Indeed, no coordinate Bench of this court can even comment upon, let alone sit in judgment over, the discretion exercised or judgment rendered in a cause or matter before another coordinate Bench. If a request is made that a judge should refuse to hear a matter either on the ground that there was a reasonable apprehension or likelihood of bias or on any similar or other grounds, the decision on it is exclusively that of the particular judge or the Bench of which he is a member. 

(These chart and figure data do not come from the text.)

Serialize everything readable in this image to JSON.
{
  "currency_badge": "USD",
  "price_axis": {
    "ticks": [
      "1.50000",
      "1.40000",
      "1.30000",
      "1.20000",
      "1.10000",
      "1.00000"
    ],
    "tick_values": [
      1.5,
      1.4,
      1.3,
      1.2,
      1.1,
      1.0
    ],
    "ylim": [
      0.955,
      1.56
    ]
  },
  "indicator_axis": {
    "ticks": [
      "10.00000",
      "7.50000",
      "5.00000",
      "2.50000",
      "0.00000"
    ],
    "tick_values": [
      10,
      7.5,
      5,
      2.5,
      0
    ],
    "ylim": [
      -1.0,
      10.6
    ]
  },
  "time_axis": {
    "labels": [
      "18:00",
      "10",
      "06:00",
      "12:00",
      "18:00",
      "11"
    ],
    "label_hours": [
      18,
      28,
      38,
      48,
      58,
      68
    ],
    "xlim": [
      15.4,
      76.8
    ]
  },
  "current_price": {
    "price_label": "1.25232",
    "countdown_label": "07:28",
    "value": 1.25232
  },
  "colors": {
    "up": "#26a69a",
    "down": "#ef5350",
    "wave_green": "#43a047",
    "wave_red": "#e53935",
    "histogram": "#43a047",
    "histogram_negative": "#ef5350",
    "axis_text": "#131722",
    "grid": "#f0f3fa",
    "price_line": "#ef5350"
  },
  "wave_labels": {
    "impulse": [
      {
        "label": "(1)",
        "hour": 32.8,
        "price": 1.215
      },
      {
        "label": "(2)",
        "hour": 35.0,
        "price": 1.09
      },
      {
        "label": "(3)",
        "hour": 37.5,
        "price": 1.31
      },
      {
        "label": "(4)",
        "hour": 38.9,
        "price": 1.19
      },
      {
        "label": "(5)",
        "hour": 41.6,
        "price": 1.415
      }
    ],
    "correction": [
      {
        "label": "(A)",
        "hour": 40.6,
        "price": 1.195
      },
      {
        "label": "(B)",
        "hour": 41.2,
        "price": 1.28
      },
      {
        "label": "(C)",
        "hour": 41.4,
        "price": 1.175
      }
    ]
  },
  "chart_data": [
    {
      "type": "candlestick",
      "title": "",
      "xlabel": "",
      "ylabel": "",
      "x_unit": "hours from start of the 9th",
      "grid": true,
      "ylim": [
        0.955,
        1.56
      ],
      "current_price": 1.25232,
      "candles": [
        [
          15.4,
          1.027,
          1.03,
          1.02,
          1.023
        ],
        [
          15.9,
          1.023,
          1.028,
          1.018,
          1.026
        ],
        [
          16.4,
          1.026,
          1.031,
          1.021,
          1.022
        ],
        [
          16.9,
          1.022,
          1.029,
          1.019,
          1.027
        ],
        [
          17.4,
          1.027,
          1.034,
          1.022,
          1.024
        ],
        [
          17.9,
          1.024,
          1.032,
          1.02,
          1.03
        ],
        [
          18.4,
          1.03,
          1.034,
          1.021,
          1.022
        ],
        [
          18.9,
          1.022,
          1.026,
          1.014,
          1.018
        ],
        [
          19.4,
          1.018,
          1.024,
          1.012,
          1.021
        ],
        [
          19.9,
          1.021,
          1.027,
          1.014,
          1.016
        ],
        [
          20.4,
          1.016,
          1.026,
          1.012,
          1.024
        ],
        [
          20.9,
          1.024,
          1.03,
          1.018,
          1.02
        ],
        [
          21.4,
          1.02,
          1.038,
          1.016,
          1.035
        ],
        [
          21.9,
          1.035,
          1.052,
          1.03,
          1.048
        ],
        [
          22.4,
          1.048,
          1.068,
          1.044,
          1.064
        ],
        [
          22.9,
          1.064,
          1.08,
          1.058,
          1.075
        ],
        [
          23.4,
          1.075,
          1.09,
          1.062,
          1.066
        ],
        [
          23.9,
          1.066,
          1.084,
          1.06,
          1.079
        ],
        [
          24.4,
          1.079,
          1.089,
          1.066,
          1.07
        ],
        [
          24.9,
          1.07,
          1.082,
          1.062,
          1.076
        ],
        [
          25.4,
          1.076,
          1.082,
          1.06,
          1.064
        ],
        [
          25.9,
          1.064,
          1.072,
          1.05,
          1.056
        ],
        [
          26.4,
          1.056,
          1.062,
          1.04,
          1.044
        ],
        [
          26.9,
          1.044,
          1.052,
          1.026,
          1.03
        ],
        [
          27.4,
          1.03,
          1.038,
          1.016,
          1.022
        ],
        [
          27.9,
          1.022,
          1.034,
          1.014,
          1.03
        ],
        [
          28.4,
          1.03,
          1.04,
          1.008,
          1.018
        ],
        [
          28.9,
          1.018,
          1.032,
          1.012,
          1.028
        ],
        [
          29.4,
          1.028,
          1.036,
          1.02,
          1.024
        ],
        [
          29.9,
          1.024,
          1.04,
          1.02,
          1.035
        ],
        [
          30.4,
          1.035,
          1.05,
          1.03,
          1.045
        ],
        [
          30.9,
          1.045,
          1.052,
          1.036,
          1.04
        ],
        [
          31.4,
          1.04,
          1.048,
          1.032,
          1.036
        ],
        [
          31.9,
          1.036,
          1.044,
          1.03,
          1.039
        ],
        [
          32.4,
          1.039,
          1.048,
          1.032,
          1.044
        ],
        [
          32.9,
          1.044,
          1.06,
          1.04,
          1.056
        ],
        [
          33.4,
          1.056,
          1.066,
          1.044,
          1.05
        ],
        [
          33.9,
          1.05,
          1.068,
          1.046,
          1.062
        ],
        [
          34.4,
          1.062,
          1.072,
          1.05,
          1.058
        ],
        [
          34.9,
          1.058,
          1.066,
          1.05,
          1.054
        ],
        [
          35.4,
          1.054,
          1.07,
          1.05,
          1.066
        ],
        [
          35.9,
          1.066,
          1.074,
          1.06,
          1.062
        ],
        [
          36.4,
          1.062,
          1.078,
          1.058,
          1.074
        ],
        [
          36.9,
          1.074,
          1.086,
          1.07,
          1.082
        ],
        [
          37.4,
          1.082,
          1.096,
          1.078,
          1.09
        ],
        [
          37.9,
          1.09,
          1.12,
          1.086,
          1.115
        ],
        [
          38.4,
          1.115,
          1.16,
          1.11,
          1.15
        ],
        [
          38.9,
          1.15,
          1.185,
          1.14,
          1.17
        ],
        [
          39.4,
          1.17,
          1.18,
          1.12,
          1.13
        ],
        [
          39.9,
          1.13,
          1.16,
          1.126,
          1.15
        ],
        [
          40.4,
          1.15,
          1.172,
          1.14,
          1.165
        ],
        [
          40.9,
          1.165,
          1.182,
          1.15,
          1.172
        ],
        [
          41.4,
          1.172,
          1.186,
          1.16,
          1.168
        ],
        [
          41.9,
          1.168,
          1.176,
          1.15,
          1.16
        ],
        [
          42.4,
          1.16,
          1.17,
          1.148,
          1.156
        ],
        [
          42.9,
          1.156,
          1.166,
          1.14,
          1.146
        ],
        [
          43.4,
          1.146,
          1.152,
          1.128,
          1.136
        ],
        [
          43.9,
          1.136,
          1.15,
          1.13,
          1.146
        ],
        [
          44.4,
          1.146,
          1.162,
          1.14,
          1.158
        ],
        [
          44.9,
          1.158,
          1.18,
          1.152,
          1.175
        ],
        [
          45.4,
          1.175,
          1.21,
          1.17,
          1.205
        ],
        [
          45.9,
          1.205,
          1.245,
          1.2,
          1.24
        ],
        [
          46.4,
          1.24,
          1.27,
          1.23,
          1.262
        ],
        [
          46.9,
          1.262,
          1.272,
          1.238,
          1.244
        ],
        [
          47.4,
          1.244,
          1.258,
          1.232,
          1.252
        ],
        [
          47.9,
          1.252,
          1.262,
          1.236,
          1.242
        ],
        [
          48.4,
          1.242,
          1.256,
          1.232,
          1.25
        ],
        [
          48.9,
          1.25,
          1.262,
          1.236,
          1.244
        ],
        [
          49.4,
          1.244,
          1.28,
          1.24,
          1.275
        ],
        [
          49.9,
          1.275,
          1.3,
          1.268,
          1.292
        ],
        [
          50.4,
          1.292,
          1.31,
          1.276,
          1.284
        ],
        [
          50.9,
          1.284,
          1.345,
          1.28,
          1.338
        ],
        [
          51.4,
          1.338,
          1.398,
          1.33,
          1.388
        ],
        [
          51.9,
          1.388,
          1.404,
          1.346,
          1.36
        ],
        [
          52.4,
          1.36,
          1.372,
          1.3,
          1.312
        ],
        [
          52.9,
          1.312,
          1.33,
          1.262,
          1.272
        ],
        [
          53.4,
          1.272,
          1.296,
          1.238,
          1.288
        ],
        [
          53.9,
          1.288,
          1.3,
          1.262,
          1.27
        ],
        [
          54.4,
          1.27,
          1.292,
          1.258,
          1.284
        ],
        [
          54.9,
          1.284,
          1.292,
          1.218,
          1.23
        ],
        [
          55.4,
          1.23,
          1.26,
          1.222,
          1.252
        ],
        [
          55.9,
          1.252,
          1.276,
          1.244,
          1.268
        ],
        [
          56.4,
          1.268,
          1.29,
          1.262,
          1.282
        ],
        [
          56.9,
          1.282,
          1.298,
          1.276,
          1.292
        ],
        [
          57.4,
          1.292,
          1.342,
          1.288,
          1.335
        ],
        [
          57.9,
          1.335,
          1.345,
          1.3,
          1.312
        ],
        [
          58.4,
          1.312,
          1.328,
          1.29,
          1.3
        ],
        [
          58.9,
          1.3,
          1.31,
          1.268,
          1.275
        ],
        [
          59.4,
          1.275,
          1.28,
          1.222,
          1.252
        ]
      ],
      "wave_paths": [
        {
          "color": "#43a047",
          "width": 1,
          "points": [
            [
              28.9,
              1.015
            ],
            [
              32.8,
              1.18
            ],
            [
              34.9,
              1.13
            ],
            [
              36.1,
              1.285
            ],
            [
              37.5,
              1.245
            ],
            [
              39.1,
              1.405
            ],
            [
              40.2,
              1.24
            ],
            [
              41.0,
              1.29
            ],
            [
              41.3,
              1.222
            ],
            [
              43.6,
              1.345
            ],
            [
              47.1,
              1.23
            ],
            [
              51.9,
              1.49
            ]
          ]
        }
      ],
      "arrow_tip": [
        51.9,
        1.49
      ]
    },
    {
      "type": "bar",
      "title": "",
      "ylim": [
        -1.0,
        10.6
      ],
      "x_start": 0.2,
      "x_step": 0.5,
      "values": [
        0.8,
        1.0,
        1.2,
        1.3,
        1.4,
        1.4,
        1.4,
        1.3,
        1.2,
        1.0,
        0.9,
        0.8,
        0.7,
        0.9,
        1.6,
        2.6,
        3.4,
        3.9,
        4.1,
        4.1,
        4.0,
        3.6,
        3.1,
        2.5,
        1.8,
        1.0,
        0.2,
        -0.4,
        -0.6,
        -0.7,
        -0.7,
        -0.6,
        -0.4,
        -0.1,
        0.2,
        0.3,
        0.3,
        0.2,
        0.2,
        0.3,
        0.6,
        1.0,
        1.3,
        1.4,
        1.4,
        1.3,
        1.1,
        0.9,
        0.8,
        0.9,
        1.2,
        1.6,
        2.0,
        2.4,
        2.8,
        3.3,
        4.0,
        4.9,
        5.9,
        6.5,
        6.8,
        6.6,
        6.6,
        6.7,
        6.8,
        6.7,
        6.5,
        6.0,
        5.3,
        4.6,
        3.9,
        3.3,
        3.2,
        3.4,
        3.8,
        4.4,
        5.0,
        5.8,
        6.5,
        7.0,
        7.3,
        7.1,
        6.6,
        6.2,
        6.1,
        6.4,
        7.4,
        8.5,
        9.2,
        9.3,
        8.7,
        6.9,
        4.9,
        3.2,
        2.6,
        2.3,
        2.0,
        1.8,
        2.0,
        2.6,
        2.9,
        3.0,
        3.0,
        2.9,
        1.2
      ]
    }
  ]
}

“At that stage, another coordinate Bench cannot be invited to examine and pronounce on this question. It is for that Bench and that Bench alone to decide that question. Judicial propriety and discipline as well as what flows from the circumstances that each division Bench of this Court functions as the court itself renders any interference by one Bench with a judicial matter before another lacking as much in propriety as in jurisdiction.”

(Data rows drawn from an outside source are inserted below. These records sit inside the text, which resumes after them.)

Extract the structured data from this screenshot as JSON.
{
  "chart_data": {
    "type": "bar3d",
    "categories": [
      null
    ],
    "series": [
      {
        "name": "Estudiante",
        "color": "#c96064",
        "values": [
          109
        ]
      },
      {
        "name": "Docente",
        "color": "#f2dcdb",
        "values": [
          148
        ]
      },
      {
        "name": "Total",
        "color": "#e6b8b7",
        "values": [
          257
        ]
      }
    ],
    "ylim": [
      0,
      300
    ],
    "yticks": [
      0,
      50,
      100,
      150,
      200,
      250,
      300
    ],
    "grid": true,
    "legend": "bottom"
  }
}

Today, the call for reform and to arrest the trend of judicial decay in the Indian context is gaining ground due to the increased incidence of incidents impacting the independence, integrity and reputation of constitutional courts. One could only hope and wish to have a system in which the judges of constitutional courts have all the qualities which Justice K. Ramaswamy observed in his seminal decision in M. Krishna Swami versus Union of India (1992) as:

The judges of higher echelons, therefore, should not be mere men of clay with all the frailties and foibles, human failings and weak character which may be found in those in other walks of life. They should be men of fighting faith with tough fibre not susceptible to any pressure, economic, political or any sort.

“The actual as well as the apparent independence of the judiciary would be transparent only when the office holders endow those qualities which would operate as impregnable fortresses against surreptitious attempts to undermine the independence of the judiciary. In short, the behaviour of the judge is the bastion for the people to reap the fruits of democracy, liberty and justice and the antithesis rocks the bottom of the rule of law.”

The emerging position of law, as laid down in the above judicial precedents, recognises the basic tenets of the principle of collegiality. It calls for more fairness and transparency, particularly in the exercise of power by a ‘master of roster’ in order to instil the rule of law and regain denuding public trust.

Collegiality calls for more fairness and transparency, particularly in the exercise of power by ‘master of roster’ in order to instil the rule of law and regain denuding public trust.

The current scenario can be aptly summed up in the prolific words of American jurist and legal scholar Justice Oliver Wendell Holmes: “We are quiet here but it is the quiet of a storm centre”.